Hiding the Treasure of the Cathars

Extract from the fictional Journal of Phillipe de Saint-Claire – translated from the ancient Occitan language into modern English. Phillipe hides the bamboo tubes and walls up the small cave.

 

The next morning we were up at an early hour. With Raymonde leading the way to ensure that we were not surprised and discovered, I carried the precious treasure to the store-room. Fortunately we encountered no other person on the way. We closed the door behind us and secreted the tubes in the shallow cave we had found, laying them on a bed of small stones in case any moisture should enter the cave, so that it could drain away without damaging or penetrating the tubes, which in any case were wrapped and waxed and sealed as I have previously described.

We then rebuilt the wall from the larger stones we had removed. This took the two of us a long time, particularly to firmly hammer back into place the stones below the timber floor of the room above. This floor of course formed the ceiling of our store room. We also pressed in a number of small stones between the large ones, using the mallet and the mattock to force them tight. By the time we had carefully finished reconstructing the whole of the wall in this way I felt assured that it would withstand the passage of time and would only be removed by the purposeful action of men who might wish to demolish it. I was hopeful that in such a remote location it would not be discovered except by persons directed to it by the Convocation of perfecti.

Using the barrels we removed almost all the resulting rubble from the floor of the room and distributed it in one of the courtyards of the castle, returning with soil which we rubbed into the face of the wall and spread about the floor in an attempt to disguise our activities of the last two days. Thus, weary from all our unaccustomed labours, we repaired to my chamber, ate a hearty meal and collapsed into our truckle beds.

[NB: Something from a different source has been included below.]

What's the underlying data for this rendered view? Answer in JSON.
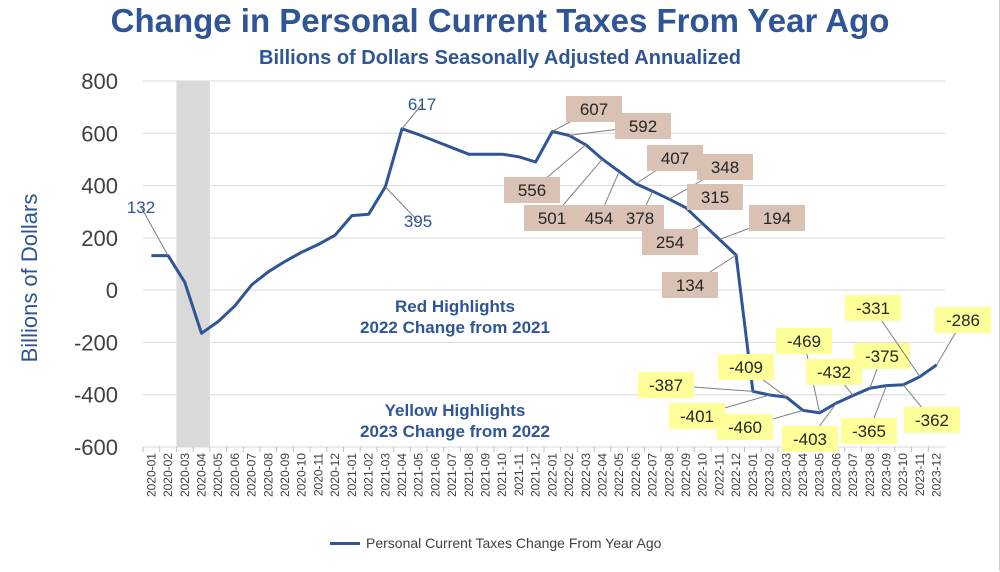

When we awoke next morning it was to receive the alarming news that a messenger had arrived bearing tidings of the tragic happenings at Montségur. The man told us that all the remaining Cathar occupants of the castle, being more than two hundred souls, had marched out together to surrender their persons to the French besiegers. They had then been invited to forswear their heresy as the Church of Rome would have it. Not one of them had weakened and all had continued to swear their belief in the Cathar faith. As a result they had all been herded into a large timber stockade filled with firewood well soaked in animal fat. This had been set alight and every last one of them had died on that dreadful pyre, suffering terrible torment, and even then none had recanted in order to survive. Then the French seneschal, Hugues des Arcis declared that the Cathar faith was at an end and that any remaining adherents to the faith were to be sought out and burned at the stake.

Thus I, a mere lad of sixteen years, but a perfectus of the Cathar faith, was faced with a dreadful dilemma. I expected that some of the besiegers of Montségur, being cleverer than most and becoming aware that four of us had escaped the funeral pyre of the Cathars, would set up a hue and cry to discover our whereabouts and recover the treasure. Therefore, reflecting upon my position, I decided that it was my duty to escape my pursuers.